This previously unpublished work is essential reading for anyone who has followed Marco Frascari's scholarship and teachings over the last three decades. It also provides the perfect introduction for anyone new to his writings. As ever, Frascari does not offer prescriptive tools and frameworks to enact his theories of drawing and imagination; instead, he teaches how to build one's own through individual practice. An illuminating introduction places the text in a wider context, providing the reader with a fascinating and important context and understanding to this posthumous work. Frascari's sketchbooks are reproduced faithfully in full colour to provide the reader with a remarkable insight into the design process of this influential mind.
About the Author: Marco Frascari (1945-2013) was a dedicated teacher of architecture, an extraordinary storyteller, and an eminent thinker and theorist of architecture. He was the Director of the Azrieli School of Architecture and Urbanism at Carleton University, Ottawa, Canada, since 2005. From 1997 to 2005 he held the chair of G. T. Ward Professor at the Washington-Alexandria Architecture Center at Virginia Tech, USA. Previously, he spent seventeen years as professor at the Architecture School at the University of Pennsylvania, USA, with an interruption of two years that he spent teaching at The Georgia Institute of Technology, Atlanta, USA, where he wrote Monsters of Architecture (1991).

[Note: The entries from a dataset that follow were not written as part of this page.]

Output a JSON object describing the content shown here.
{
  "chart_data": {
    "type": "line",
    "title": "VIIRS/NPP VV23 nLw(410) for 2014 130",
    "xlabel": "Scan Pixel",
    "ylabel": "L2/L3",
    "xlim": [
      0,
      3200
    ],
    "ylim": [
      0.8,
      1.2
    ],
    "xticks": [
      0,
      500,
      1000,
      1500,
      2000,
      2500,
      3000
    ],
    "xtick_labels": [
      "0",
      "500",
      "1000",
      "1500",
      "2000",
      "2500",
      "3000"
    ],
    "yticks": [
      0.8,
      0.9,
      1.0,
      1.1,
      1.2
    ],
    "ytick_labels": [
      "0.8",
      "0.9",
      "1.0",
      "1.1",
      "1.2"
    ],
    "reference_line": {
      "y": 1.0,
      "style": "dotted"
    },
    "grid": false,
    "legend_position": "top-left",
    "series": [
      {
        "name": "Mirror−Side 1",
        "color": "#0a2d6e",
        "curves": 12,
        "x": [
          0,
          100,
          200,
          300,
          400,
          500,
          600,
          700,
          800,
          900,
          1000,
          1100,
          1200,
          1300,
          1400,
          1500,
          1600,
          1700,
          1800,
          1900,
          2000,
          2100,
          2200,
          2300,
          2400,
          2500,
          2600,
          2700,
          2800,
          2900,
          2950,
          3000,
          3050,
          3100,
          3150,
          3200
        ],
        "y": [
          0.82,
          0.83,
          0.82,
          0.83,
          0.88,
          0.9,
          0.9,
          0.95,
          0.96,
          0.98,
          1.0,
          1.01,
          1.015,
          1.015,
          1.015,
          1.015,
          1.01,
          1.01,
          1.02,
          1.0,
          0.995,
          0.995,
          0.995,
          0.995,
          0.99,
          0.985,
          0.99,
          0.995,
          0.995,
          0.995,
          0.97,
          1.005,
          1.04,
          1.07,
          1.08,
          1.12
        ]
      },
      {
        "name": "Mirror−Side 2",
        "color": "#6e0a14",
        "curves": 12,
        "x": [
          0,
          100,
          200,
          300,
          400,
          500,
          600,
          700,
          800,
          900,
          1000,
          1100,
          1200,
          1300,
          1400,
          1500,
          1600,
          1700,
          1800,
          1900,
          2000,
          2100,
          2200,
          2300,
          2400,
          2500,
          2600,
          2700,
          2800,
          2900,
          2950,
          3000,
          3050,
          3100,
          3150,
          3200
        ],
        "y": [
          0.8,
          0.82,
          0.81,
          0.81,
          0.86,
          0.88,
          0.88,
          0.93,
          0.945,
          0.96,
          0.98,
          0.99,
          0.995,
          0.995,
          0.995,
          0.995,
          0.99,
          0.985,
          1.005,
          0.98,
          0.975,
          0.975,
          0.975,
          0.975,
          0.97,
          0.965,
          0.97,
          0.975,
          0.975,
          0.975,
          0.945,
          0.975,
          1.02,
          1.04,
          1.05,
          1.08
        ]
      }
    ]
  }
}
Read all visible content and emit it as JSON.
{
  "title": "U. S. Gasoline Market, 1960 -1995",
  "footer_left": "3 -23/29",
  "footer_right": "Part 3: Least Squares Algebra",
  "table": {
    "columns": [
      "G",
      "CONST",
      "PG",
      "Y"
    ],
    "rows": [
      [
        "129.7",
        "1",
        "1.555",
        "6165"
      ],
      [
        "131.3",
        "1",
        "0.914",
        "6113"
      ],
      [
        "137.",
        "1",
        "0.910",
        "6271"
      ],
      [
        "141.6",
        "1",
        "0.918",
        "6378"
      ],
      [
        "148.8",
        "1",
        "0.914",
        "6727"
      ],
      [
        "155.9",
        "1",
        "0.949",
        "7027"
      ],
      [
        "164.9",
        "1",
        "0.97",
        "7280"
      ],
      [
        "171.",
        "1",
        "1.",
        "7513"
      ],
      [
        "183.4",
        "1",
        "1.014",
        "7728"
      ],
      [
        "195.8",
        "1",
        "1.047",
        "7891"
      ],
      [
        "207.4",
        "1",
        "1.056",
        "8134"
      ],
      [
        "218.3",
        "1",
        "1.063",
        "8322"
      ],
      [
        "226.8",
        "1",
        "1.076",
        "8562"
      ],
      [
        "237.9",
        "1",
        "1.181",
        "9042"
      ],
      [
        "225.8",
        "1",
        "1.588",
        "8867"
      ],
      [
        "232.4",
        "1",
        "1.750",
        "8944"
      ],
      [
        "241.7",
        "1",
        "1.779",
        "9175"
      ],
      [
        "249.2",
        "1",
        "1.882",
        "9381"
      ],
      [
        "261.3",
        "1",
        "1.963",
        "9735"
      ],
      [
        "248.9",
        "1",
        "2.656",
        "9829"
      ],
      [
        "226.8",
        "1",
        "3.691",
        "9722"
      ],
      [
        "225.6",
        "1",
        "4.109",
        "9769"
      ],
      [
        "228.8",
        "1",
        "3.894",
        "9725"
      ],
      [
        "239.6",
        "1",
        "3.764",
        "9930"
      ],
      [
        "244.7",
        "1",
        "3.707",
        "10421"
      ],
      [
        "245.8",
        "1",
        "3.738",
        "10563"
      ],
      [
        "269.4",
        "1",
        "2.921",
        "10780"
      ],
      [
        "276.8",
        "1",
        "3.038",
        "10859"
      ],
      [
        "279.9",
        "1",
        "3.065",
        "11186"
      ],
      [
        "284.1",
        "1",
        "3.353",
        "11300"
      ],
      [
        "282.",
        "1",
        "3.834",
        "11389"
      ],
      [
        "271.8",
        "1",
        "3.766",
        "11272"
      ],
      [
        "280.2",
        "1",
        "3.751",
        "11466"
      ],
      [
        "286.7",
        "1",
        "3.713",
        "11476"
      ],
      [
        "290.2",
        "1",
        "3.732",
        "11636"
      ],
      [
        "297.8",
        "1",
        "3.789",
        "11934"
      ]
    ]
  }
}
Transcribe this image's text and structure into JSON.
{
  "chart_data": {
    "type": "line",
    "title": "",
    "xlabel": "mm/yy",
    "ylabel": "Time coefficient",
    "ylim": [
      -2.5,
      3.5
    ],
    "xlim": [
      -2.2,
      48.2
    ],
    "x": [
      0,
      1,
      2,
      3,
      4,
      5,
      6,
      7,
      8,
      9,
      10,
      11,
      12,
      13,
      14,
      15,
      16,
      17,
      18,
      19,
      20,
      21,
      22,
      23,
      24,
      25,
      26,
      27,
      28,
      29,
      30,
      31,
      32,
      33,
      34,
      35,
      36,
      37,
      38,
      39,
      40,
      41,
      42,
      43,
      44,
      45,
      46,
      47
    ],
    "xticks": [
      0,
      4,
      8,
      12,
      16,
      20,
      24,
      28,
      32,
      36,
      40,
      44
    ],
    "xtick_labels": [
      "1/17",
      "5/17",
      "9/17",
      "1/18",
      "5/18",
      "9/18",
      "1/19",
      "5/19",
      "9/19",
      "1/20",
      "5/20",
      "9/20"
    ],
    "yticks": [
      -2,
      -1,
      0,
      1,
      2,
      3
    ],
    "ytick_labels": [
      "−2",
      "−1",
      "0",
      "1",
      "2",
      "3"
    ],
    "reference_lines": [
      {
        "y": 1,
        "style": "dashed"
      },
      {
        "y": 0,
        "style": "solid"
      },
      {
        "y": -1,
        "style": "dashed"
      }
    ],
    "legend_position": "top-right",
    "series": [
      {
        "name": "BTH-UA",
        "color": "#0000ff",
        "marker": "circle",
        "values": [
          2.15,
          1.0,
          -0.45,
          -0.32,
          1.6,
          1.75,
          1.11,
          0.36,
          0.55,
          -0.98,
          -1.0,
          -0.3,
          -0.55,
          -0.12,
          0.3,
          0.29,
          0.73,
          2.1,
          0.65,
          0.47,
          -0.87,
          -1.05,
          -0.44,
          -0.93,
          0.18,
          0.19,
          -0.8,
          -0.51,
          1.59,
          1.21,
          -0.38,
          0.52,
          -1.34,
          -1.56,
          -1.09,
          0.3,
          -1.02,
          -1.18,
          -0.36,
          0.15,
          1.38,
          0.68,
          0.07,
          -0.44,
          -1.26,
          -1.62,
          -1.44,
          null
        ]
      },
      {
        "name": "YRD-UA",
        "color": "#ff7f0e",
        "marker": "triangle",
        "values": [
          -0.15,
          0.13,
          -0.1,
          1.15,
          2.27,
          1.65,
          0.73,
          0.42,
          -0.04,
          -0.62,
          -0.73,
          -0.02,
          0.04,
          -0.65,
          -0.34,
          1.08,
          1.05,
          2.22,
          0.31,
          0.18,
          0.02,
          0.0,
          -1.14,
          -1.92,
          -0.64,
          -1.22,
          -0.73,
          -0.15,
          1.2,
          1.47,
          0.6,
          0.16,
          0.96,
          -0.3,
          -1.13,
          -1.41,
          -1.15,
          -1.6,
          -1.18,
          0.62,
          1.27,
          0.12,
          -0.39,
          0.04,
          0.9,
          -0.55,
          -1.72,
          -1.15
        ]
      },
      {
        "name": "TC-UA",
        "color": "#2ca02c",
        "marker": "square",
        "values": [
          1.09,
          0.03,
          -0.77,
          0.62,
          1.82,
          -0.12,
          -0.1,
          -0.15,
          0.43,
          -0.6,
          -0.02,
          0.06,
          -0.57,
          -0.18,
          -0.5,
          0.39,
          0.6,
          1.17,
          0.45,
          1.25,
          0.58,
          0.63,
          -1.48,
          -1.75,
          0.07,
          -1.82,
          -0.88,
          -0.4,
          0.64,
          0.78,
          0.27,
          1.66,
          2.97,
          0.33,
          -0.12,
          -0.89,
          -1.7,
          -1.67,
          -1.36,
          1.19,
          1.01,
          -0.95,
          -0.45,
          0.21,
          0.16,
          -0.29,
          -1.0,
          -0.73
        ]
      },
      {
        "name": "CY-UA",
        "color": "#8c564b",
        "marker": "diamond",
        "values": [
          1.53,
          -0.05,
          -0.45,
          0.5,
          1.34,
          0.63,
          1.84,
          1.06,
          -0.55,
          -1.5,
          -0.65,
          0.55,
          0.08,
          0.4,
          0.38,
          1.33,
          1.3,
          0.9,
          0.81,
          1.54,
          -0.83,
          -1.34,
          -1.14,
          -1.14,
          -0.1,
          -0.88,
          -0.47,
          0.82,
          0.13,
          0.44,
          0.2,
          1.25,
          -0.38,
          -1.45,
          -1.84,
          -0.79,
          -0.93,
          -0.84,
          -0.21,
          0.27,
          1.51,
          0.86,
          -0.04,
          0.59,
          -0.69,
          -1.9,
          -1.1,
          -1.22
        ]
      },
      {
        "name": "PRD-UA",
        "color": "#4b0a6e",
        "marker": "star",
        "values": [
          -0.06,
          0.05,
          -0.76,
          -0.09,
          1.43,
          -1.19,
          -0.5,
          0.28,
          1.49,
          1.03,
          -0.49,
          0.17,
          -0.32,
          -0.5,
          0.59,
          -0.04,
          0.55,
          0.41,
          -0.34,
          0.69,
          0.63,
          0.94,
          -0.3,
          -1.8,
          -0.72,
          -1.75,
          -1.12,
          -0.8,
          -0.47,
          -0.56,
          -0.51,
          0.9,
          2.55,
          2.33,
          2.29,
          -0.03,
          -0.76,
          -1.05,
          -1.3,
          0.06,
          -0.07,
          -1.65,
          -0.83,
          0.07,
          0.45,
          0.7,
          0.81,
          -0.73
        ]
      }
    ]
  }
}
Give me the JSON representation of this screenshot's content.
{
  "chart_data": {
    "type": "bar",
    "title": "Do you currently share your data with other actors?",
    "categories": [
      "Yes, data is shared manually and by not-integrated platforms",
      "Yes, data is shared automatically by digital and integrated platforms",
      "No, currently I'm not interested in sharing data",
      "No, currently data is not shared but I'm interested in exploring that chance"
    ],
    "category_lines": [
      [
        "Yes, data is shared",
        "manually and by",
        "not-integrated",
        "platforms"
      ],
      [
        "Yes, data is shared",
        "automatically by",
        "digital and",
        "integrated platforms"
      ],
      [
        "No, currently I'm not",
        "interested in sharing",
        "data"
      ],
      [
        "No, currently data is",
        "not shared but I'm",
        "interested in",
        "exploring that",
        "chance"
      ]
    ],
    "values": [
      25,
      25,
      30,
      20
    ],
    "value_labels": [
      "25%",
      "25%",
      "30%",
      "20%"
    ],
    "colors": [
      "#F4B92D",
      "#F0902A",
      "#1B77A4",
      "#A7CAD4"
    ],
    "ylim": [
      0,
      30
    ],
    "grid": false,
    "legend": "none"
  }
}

He earned his Dottore in Architettura (1969) at the IUAV (Istituto Universitario di Architettura di Venezia). He moved to the United States in 1975 and received the Master of Science in Architecture at the University of Cincinnati, USA (1978). In 1981, he completed a PhD at the University of Pennsylvania. His work has been widely disseminated in journals, books, and magazines. His scholarly activity included academic conferences, lectures, and teaching periods in Europe, Australia, and New Zealand. His well-read article, "The Tell-Tale Detail", a seminal essay translated into Spanish, Japanese, and Chinese, continues to stimulate discussion as one of the most influential pieces of its kind since its publication in 1981. His last book Eleven Exercises in Architectural Drawing: Slow Food for the Architect's Imagination was published by Routledge (2011).
Federica Goffi is Associate Professor (2007-present) and Associate Director, Graduate Programs, at the Azrieli School of Architecture and Urbanism at Carleton University, Ottawa, Canada. She is currently teaching architectural drawing, studio, and a PhD colloquium. She was Assistant Professor at the Interior Architecture Department of the Rhode Island School of Design, USA (2005-2007). She holds a PhD from the Washington-Alexandria Architectural Center at Viginia Tech, USA. She has published book chapters and journal articles on the threefold nature of time-weather-tempo, as it informs notions of "built conservation" (AD, ARQ, In.Form, Interstices, Int.AR). Her book Time Matter[s]: Invention and Re-imagination in Built Conservation: The Unfinished Drawing and Building of St. Peter's in the Vatican was published by Ashgate in 2013. She holds a Dottore in Architettura from the University of Genoa, Italy. She is a licensed architect in her native country, Italy.